Alloh Subhanahu wa Ta’ala juga menjadikan Rasululloh ShallAllohu ‘alaihi wa Sallam sebagai orang yang berhak mejelaskan, menerangkan, dan menafsirkan isi Al-Qur’an. Firman Alloh Subhanahu wa Ta’ala di dalam surat An-Nahl: 44, yang artinya: “Keterangan-keterangan (mu’jizat) dan kitab-kitab. Dan Kami turunkan kepadamu Al-Qur’an, agar kami menerangkan kepada umat manusia apa yang telah diturunkan kepada mereka supaya mereka memikirkan”.
Sunnah berfungsi sebagai penafsir dan penjelas isi Al-Qur’an, dan sunnah ini juga merupakan wahyu karena yang diucapkan oleh Rasullullah ShallAllohu ‘alaihi wa Sallam adalah bukan hasil pemikiran Rasululloh, tetapi semuanya dari wahyu Alloh Subhanahu wa Ta’ala.

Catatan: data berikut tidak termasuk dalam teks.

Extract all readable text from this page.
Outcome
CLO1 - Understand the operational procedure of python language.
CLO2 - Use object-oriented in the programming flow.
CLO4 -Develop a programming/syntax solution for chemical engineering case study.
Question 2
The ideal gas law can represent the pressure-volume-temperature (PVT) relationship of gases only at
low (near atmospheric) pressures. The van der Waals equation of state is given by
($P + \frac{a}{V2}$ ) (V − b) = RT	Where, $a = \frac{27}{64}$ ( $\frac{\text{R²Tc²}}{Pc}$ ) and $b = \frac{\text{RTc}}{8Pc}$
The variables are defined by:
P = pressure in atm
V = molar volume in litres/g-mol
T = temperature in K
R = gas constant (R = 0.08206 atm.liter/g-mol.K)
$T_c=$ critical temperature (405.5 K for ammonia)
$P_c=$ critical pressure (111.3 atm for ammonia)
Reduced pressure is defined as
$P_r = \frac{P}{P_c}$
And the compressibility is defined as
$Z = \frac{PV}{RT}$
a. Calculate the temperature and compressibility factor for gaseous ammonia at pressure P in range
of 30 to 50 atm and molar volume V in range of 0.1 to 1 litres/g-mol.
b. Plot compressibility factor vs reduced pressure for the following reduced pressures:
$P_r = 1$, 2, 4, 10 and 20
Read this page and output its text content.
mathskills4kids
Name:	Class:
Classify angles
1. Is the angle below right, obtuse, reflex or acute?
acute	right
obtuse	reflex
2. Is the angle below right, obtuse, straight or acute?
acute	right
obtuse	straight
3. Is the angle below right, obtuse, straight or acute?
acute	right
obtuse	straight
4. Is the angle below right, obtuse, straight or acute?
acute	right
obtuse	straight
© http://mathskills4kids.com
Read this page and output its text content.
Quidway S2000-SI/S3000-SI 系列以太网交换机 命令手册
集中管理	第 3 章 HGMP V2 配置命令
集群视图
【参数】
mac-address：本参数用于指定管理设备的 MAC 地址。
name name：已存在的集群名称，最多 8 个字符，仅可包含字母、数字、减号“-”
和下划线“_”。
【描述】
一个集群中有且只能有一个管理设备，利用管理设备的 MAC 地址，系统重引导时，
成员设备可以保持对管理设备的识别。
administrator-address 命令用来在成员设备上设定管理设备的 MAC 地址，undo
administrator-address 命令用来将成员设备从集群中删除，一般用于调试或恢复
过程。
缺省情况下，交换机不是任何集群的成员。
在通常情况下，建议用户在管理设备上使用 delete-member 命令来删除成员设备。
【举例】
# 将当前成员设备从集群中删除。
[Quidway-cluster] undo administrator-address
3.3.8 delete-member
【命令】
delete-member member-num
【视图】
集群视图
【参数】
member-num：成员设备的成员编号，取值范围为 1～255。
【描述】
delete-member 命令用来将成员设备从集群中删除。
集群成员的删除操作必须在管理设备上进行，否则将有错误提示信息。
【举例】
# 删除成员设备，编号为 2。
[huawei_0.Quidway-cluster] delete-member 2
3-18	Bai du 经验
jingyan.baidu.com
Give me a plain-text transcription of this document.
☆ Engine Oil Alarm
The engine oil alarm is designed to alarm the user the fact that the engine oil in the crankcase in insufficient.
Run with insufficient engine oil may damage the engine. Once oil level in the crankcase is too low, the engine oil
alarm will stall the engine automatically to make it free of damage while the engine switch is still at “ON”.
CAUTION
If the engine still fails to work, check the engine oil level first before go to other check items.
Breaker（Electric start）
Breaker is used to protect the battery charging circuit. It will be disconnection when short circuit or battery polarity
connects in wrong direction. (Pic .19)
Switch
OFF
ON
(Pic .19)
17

Sebagaimana ditegaskan oleh Alloh Subhanahu wa Ta’aladalam Al-Qur’an surat An-Najm: 3-4, yang artinya: “Dan tidaklah yang  diucapkannya itu (Al-Qur’an) menurut kemauan hawa nafsunya. Ucapannya itu tiada lain hanyalah wahyu yang diwahyukan (kepadanya)”.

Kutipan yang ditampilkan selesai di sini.